It probably goes without saying that a homepage is one of the most important pages of a site to get right. An eye-catching design alongside readable and intuitive content will most generally lure potential customers into purchasing your product or service. There are a few things to keep in mind when creating a homepage, however. Follow some of these suggestions to make your homepage more functional and attract more users, and potential customers, to your site.
Obscurely Detailed
I understand if you think this is an oxymoron, and at first glance it is. However, the principle behind the words is very sound. Like a table of contents in a textbook, a homepage is set up to give a quick glance to products and/or services of a business. Overloading a homepage with thousands of words of detailed content can be very overwhelming to a prospective client.
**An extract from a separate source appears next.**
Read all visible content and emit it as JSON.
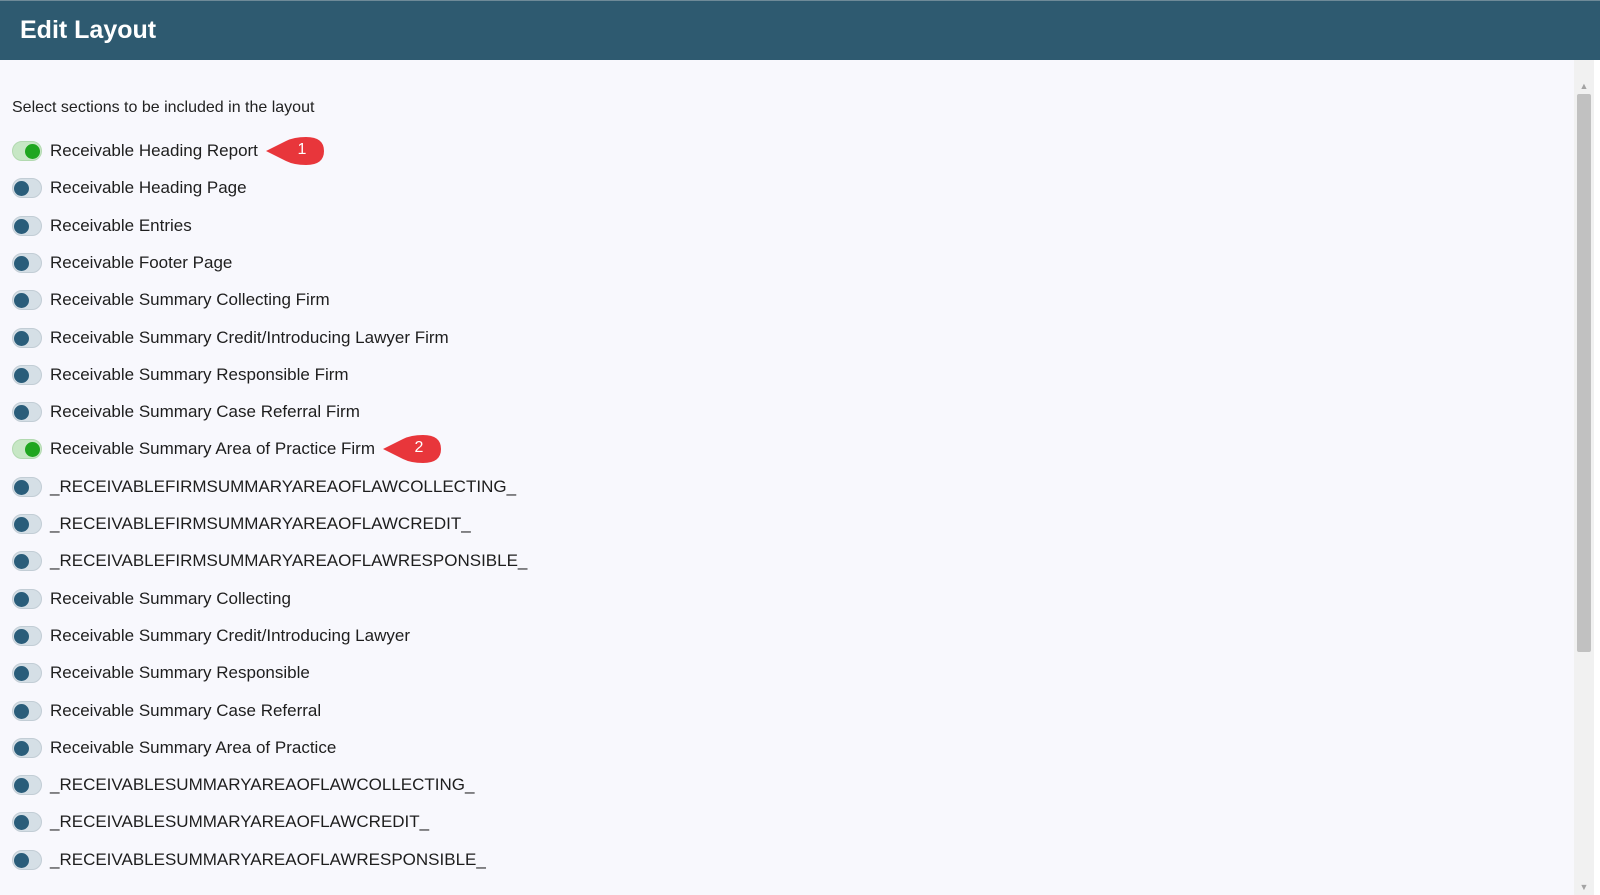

Providing a wider overview of the rest of the site that raises the curiosity of users is paramount to the success of a site. The whole idea is to essentially summarize each piece of your site. Too little detail and a potential customer can become disinterested, too much and a customer can become overwhelmed and dissuaded. Finding the correct balance between the two culminates in the ideal homepage.
The DRY Principle
We’ve covered the DRY principle before in our blog, but in case you need a refresher essentially DRY is an acronym for “Don’t Repeat Yourself”. This principle is key to the success of a functional homepage. While it may seem like a good idea to load your homepage with links leading to a contact page or a receive a free quote page, cluttering up like this leaves users disinterested and turned off from your products or services. It’s a good idea to cover most pages on your site in a way listed above, but only once (or twice for certain things like call to action sections depending on the size of the page). Making sure that your content remains fresh to any potential reader helps to ensure that their attention remains directed to your product or service.
Finding a Balance
While this could definitely apply to either topic covered above, I’m more interested in approaching it from a design aspect. Some design features that can be put into a homepage to “spice it up” could be parallax, background videos, content transitions, and call to action sections. While these work to grab a users attention, it is important to know when you’ve struck a perfect balance. Overloading a page with videos and images can not only be unappealing to a potential customer, it can also severely increase the load time, turning some users off immediately. Overusing transitions and parallax can also make your page look like something thrown quickly together. Knowing when a perfect balance between design, user experience, and practicality has been struck is one of the many skills of a web designer that only get stronger with time.